In doing this work, the seven-person crew helped establish a new official hiking trail for the Virgin Islands National Park. The trail is an historic road that served a number of plantations from both the Konge Vey (Centerline Road) and the shores of Reef Bay by which supplies were delivered and farm products shipped mostly by oxcarts.

The lush neotropical shady foliage and gradual slope of the trail belie the frantic activity in the area 200 years ago.
A quarter of a mile down the trail you’ll pass L’Esperance (The Hope) Estate on the left. From the trail you might catch glimpses of the estate buildings.

If you carefully go into the bush you will find a compact arrangement of fairly large buildings that include a horse mill, factory, free-standing cistern, storage building, great house, cook house, service building, cemetery, stone bridge as well as retaining walls, staircases and stone fencing.

The site takes advantage of the level ground at the convergence of the stream and gut. The architecture of the great house is exceptional, with the use of volcanic sandstone as a building material. This sandstone is not native to St. John and must have been brought here as ships’ ballast.

The ground floor walls stand to their full height and supported a wooden superstructure. The walls are rubble masonry with cut and dressed stone around openings and at corners.

The freestanding exterior faces have articulated quoins. There is a 20-foot wide enclosed room that runs the full length of the building and a 12-foot wide partially open gallery. It was most likely constructed in the late 18th century.

The cemetery contains a monument cover that reads in Dutch:
Hendrick Tonis
(born) Geboren op S. Thomas
Den 15 January 1733
(died) Overleben op S. Jan
Den 23 September 1765

In previous columns we’ve talked about the Tonis family who befriended the Moravians.

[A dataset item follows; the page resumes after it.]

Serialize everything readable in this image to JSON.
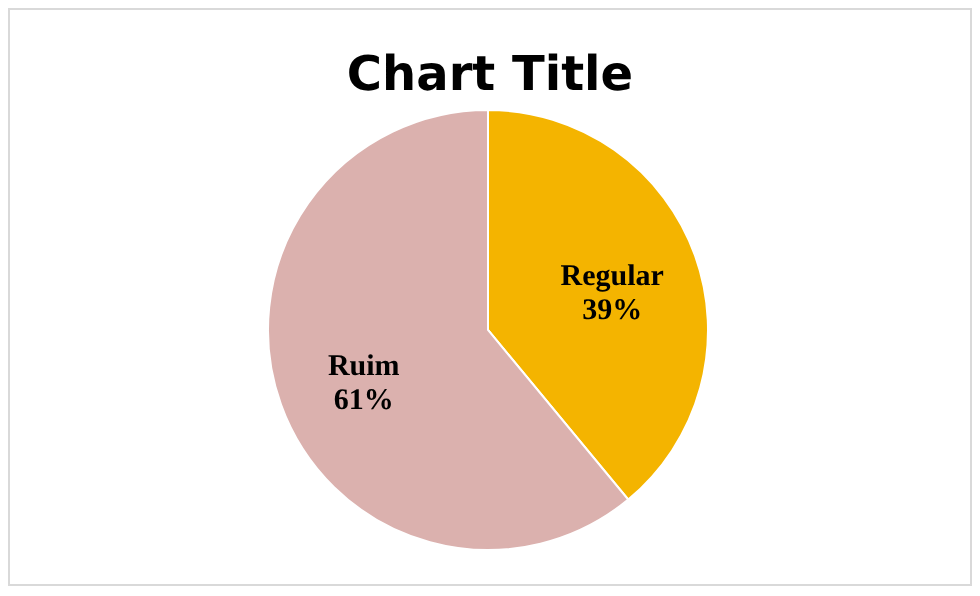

We know the Moravians held services here. We know that Peggy Vriehuis lived here before and after her marriage to Isaac Knevels. Now we can read her father’s 1804 description of L’Esperance.

“The buildings and …houses lie in a valley surrounded by mountains on which the cane fields are laid out which are sheltered from the injurious North Winds,” according to D.J. Vriehuis. “Two small rivulets run through the Estate, whereof one waters the Works. It has not been dry in 30 years that I have been here.”

“It has arguably to the opinion of those who understand it water to supply a water mill which I have not been able to build on account of the heavy debt which rests on the Estate when I bought it,” Vriehuis continued.

In 1792 Vriehuis added two estates farther down the road to his holdings, Sieben and Mollendahl.

Sieben, which is due south of L’Esperance on the heights above Fish Bay. The plantation extended from the slopes of Camelberg, the second highest mountain on the island into the bottom of the Fish Bay valley. For most of its sugar producing life it was operated jointly with the next plantation on the road, Mollendahl, which was also acquired by Vriehuis.

Mollendahl’s early history bears repeating here because of its illustrious family connections. It was established by Gerhard Moll who came from a long line of wealthy Amsterdam wine merchants. He did not live at Mollendahl. It was a working plantation designed to create profits through sugar production.

Moll died in 1731 and passed the property to his son, Gerhard. Young Gerhard married Maria Tessamacher, who was born of two well known West Indian families. Her great-great grandfathers were Peter Stuyvesant, Director of the New Netherland (New York) and Curacao and Lucas Jacob Raapzaat, Dutch Commander of St. Eustatia and Saba.

Gerhard died after four years of marriage in 1755. In 1756, Maria Tessamacher married John von Johnn who was the “Chief of Military” on St. Thomas. He was soon elevated to District Governor and Commandant and expanded Mollendahl by purchasing Sieben in 1756.  

Unfortunately the debt Vriehuis described above caught up with him in the early 1800s and the estates had to be sold at auction. A good final note, however, in 1850 the St. John Municipality acquired the house at L’Esperance from the Danish government to provide a residence for a royal physician, Dr. Jacob D. Raphael, who treated the sick on St. John.

Note: The ruins are very unstable. Do not climb on the ruins or even stare at them harshly. They will collapse.